On the night you were born...

It was a Saturday. Your Gram and Papa came over to watch your big sister while Daddy and I went in for another non-stress test, which would be at the hospital this time. They monitored you and me for about an hour and a half. The doctor was concerned because there was a significant drop in your heart rate...just one little dip in all that time. They wanted to admit me because I was two and a half weeks overdue and that dip was a big deal to them. But I felt you. I felt you moving around. I knew you were ok and you would come when you (we) were ready.

We argued with the doctor and then our midwife. Our doula, Jessica, met us at the hospital. She explained that the dip could mean that the cord was wrapped around your neck. They agreed to let us leave the hospital so that we could have some lunch. We walked to a burger place down the street. Daddy and I discussed what to do next as I did not want the pitocin, which is what both the head doctor and midwife were strongly urging me to take to get labor going. I would have contractions every now and then, but never very regular and certainly not as strong as I remembered having with your sister. We decided to admit me, but no pitocin. There needed to be another way to get labor going.

I don't know if there's a better term for this or not, but nipple stimulation was what our midwife suggested...and seemed pretty optimistic about it, too. Let me tell you, it wooooooooorrrrrked.

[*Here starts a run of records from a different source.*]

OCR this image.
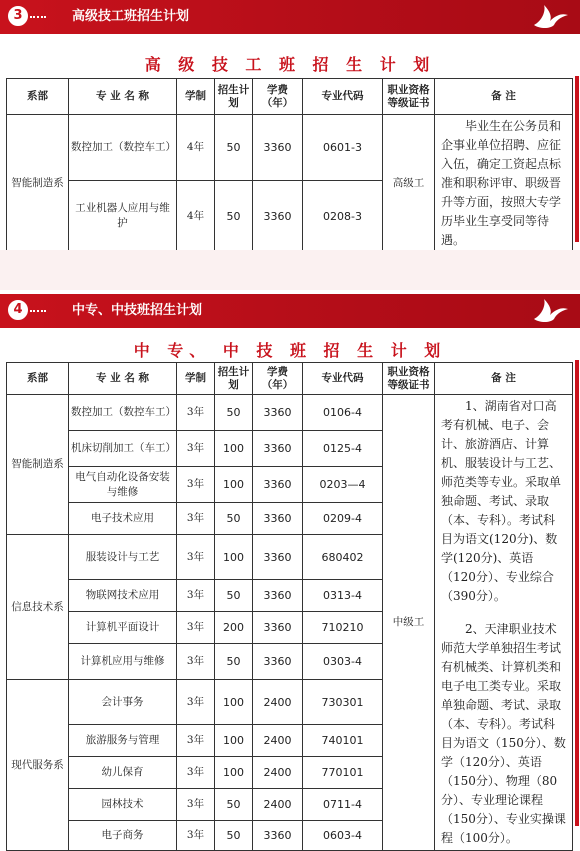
3	高级技工班招生计划
高 级 技 工 班 招 生 计 划
系部	专 业 名 称	学制	招生计划	学费（年）	专业代码	职业资格等级证书	备 注
智能制造系	数控加工（数控车工）	4年	50	3360	0601-3	高级工	毕业生在公务员和企事业单位招聘、应征入伍，确定工资起点标准和职称评审、职级晋升等方面，按照大专学历毕业生享受同等待遇。

	工业机器人应用与维护	4年	50	3360	0208-3		
4	中专、中技班招生计划
中 专、 中 技 班 招 生 计 划
系部	专 业 名 称	学制	招生计划	学费（年）	专业代码	职业资格等级证书	备 注
智能制造系	数控加工（数控车工）	3年	50	3360	0106-4	中级工	1、湖南省对口高考有机械、电子、会计、旅游酒店、计算机、服装设计与工艺、师范类等专业。采取单独命题、考试、录取（本、专科）。考试科目为语文(120分)、数学(120分)、英语（120分）、专业综合（390分）。
2、天津职业技术师范大学单独招生考试有机械类、计算机类和电子电工类专业。采取单独命题、考试、录取（本、专科）。考试科目为语文（150分）、数学（120分）、英语（150分）、物理（80分）、专业理论课程（150分）、专业实操课程（100分）。

	机床切削加工（车工）	3年	100	3360	0125-4		
	电气自动化设备安装与维修	3年	100	3360	0203—4		
	电子技术应用	3年	50	3360	0209-4		
信息技术系	服装设计与工艺	3年	100	3360	680402		
	物联网技术应用	3年	50	3360	0313-4		
	计算机平面设计	3年	200	3360	710210		
	计算机应用与维修	3年	50	3360	0303-4		
现代服务系	会计事务	3年	100	2400	730301		
	旅游服务与管理	3年	100	2400	740101		
	幼儿保育	3年	100	2400	770101		
	园林技术	3年	50	2400	0711-4		
	电子商务	3年	50	3360	0603-4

After only a couple rounds of the medical grade breast pump and then walking around the hospital, I was all up in labor with you. Daddy and I would always crack jokes at each other in tense (uncomfortable?) situations such as this and we did just that as we walked around the basement of that hospital. I saw the doors of another delivery room swing open and there was so much blood I thought I might pass out right there. I was having pretty regular and close together contractions and they had to hook me up to the i.v. because I tested positive for something (I forget what now) which would require a few rounds of antibiotics.

I was throwing up. I might have been pooping, too. I don't really know. I know I pooped a lot with your sister because they kept having me lift up my butt to change the sheets. Your Daddy was NOT holding up my leg this time. Instead, he was gently brushing the hair from my face and holding the little pink oblong thing I was throwing up in all while holding my hand through each contraction. Jessica was helping me focus on my breathing and rubbing my back and then, your Aunt Melissa was there holding my hand, too...and taking pictures of me. Daddy had been playing music for me this whole time. "I Need My Girl" by the National began to play. I felt a wave of calm rush over me as this song played.

Four pushes. I'm pretty sure that's all it took to get you out once that pushing urge took over. The midwife, Nancy, placed you on my chest right away. I looked at you and said, "She looks just like her sister." I feel like you made your way on over to my left nipple and just started nursing and then peed all over me. I was a mess anyway so I didn't mind, but it was so warm that it shocked me a bit. They delayed the clamping of the umbilical cord, but when Daddy cut it, Nancy decided to measure it. She said it was the longest umbilical cord she had ever seen...40 in. I guess an average length is about 20. 

It was now Sunday at about the same time as I am writing this on a Wednesday. And so, my darling Estella Plum, Happy Golden Birthday.

Love always,


P.S. You just woke up and said, "Mama, hold my hand. This one." (Our place is tiny and I am writing this literally steps from where you're asleep.)